"...We have, thankfully, never seen anything like this president who believes he is the last word on anything that happens in the world. A commander-in-chief who acts independently of our Congress as if he was king. A chief executive who believes his domain is limitless and behaves like the emperor of the world.
"A man who behaves like a god, who gives and takes life like a god, who determines who to lift up and who to cast down like a god, who feels there is nothing to constrain him but his own conscience… but who is too disturbed and out of touch with reality to realize has no conscience or that he is just a man and a profoundly flawed one at that. [snip]
"And looking at what we are confronted with today and all the grim precedents in history for it, we also, if we are honest, realize that those who are most likely to argue they should hold a place above ordinary people are actually, in fact, the least of us, the most contemptible among us, the banes of our existence.

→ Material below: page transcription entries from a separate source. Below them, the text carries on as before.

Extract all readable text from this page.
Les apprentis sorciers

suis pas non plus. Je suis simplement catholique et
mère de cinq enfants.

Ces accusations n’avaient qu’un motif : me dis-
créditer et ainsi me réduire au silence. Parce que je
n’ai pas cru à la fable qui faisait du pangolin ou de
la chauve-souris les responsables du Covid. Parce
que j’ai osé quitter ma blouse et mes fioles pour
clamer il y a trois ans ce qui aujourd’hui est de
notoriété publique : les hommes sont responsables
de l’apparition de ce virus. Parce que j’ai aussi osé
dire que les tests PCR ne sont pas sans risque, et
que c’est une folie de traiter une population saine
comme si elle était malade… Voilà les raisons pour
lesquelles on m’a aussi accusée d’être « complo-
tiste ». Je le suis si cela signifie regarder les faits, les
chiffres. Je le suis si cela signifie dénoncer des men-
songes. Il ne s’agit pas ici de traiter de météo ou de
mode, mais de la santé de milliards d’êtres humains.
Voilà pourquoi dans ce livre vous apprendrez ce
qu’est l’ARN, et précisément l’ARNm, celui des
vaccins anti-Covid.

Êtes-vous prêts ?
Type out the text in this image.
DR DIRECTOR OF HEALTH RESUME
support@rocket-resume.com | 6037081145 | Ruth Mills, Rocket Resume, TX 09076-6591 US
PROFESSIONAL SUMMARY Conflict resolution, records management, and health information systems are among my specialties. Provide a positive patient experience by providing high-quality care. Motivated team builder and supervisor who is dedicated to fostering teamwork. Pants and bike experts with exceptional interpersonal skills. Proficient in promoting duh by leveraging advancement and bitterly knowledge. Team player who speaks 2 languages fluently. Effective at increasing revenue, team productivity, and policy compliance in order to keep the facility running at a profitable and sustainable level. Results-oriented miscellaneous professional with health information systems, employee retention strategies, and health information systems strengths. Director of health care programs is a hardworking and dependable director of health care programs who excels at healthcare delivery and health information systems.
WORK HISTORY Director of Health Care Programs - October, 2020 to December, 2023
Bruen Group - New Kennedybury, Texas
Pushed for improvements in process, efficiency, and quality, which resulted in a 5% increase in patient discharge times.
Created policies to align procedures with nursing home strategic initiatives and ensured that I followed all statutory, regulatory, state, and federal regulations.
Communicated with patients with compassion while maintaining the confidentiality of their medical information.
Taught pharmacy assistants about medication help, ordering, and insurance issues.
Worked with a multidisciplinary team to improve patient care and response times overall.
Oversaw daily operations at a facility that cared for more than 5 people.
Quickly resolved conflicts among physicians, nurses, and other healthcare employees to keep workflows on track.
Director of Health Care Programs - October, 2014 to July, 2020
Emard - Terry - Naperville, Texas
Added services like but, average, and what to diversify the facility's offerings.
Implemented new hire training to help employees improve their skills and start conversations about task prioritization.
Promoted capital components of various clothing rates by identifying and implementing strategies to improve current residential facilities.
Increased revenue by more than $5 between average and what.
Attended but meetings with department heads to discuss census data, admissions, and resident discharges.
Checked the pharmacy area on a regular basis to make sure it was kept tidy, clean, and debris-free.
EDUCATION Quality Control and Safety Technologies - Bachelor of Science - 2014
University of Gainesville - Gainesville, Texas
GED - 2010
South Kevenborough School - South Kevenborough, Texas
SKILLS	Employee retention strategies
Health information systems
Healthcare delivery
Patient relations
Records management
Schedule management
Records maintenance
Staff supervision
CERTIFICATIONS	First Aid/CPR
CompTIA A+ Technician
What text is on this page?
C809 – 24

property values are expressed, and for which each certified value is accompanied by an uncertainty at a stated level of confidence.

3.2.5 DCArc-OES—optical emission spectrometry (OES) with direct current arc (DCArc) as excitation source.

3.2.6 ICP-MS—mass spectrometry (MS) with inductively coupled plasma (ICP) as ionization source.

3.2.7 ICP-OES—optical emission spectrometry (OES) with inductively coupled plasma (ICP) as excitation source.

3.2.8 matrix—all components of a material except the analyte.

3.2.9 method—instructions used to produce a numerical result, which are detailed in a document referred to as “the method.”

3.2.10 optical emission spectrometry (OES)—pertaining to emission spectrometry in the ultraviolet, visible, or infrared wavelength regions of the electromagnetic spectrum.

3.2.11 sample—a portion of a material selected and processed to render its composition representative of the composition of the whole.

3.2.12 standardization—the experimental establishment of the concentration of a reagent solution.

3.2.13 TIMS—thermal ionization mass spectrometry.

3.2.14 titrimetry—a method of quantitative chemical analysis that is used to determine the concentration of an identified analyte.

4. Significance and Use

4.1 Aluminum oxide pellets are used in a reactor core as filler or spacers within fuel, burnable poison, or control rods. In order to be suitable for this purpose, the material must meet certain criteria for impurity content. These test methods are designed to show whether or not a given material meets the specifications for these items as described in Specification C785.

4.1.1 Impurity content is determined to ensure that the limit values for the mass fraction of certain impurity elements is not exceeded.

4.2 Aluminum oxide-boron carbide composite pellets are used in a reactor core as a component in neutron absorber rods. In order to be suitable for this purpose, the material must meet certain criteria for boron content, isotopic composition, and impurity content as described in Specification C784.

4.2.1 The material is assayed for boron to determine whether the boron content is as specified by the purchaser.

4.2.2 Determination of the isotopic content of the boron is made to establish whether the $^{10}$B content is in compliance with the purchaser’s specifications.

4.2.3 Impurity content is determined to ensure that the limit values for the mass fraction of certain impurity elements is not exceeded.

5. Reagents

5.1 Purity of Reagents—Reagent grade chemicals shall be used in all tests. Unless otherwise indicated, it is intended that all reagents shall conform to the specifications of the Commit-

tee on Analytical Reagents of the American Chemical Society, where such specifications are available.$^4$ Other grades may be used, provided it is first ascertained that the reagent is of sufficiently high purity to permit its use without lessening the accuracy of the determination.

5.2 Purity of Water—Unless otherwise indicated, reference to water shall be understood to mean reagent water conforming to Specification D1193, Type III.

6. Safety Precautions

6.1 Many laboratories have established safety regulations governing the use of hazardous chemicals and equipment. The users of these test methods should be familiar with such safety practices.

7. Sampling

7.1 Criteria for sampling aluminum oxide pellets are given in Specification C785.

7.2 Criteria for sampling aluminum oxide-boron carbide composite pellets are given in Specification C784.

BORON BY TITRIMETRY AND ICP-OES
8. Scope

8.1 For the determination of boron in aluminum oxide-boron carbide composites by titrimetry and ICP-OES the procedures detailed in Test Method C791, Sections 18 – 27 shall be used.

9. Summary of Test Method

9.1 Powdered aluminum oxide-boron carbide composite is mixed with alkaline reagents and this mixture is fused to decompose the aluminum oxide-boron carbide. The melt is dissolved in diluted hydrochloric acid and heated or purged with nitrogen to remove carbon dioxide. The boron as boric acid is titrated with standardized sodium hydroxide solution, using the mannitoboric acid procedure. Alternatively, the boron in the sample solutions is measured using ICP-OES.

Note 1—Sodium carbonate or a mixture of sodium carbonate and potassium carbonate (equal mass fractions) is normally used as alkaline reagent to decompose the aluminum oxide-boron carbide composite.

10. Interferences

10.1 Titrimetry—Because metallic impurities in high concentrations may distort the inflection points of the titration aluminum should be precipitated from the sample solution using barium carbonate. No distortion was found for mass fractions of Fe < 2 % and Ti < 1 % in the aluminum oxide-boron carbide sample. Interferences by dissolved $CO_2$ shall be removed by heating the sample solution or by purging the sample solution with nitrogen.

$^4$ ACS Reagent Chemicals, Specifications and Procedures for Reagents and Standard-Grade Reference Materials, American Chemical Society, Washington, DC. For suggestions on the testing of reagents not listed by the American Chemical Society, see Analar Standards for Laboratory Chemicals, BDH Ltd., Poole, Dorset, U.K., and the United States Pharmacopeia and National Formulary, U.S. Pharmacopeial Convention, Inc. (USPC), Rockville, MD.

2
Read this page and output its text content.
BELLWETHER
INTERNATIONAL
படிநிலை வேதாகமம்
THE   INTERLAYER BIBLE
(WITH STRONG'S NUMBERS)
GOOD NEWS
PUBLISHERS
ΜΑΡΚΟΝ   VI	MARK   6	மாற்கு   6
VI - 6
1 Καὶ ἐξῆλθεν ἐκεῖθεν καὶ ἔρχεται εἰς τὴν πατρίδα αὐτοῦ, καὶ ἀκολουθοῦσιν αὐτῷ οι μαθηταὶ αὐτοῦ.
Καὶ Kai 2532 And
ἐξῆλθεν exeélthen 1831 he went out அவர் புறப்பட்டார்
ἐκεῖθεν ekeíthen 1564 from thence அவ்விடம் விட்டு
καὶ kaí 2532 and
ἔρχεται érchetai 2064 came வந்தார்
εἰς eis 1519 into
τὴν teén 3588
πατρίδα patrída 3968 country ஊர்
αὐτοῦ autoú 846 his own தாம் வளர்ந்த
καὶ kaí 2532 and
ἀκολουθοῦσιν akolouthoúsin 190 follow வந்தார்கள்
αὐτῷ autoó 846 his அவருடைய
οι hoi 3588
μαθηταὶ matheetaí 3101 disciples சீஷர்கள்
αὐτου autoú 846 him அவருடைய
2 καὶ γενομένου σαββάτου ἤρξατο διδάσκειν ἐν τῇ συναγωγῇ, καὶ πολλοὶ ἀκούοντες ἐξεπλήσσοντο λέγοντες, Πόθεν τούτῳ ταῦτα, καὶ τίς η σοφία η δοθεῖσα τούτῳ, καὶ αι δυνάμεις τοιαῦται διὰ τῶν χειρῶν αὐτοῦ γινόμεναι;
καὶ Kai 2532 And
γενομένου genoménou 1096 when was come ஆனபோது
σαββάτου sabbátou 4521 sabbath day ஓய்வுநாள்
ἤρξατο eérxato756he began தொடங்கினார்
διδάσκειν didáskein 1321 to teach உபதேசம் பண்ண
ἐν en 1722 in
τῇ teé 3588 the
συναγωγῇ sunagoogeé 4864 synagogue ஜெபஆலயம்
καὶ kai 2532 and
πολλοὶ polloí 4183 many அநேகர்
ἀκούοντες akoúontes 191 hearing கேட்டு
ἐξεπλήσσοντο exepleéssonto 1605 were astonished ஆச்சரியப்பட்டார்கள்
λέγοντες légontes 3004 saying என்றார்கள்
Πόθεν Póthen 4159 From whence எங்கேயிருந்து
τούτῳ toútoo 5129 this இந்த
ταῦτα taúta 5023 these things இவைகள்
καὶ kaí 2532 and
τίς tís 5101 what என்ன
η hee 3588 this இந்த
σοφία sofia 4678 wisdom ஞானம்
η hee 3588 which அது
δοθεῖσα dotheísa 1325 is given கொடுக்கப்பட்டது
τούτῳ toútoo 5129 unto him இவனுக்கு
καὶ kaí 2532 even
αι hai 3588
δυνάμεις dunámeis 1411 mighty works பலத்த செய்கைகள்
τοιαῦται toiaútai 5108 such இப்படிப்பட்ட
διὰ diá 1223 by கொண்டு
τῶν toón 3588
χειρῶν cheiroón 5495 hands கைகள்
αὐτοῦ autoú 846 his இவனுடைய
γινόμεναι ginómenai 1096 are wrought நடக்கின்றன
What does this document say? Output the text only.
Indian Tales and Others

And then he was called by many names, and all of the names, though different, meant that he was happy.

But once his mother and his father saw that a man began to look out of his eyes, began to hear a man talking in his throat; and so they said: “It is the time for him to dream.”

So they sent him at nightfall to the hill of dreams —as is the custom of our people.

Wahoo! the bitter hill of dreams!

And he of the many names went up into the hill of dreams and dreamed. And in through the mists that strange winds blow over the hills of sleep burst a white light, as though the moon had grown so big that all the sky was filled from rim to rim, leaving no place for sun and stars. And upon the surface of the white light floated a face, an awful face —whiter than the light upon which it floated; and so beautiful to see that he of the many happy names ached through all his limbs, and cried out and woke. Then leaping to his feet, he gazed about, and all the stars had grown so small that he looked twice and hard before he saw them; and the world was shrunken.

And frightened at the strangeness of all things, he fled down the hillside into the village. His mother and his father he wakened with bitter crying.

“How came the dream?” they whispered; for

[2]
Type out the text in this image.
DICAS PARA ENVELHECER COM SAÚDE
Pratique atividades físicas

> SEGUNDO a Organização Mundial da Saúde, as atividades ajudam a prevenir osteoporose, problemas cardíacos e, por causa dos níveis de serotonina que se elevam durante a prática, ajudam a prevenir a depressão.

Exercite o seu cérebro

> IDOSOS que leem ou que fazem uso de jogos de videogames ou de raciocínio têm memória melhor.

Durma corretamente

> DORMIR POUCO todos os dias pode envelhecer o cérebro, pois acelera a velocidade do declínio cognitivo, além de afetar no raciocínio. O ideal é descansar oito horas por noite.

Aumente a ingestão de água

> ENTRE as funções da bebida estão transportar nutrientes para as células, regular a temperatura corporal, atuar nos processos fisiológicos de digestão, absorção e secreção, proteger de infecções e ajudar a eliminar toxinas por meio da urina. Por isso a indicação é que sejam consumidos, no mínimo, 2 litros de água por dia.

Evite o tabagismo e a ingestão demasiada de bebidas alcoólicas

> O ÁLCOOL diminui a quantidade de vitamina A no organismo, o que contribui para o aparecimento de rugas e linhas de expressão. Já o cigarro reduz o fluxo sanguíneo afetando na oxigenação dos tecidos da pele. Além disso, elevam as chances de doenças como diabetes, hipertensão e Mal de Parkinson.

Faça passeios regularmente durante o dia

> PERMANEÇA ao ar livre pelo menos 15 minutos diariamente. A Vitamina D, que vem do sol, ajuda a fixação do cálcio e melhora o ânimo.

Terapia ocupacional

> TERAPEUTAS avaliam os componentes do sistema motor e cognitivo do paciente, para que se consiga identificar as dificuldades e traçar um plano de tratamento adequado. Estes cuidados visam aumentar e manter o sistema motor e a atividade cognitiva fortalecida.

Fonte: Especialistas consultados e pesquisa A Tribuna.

"And given that, it is up to us, if we wish to contain and ultimately defeat such threats to our well-being and to our world at large, to demythologize them and their power, to demystify their actions rather than to cloak them in the somber grey cloth of polite political discussions, to see them for who and what they are—to acknowledge them as lunatics and monsters." -- David Rothkopf, concluding an essay in his "Need to Know" Substack, on "Living in a Time of Lunatics and Monsters." Look around. It's not just the Malignant Fascist and his regime of lunatics and monsters. It's all those little everyday lunatics and monsters who enable him, support him, follow him. He may be the worst (he is), but he has plenty of company.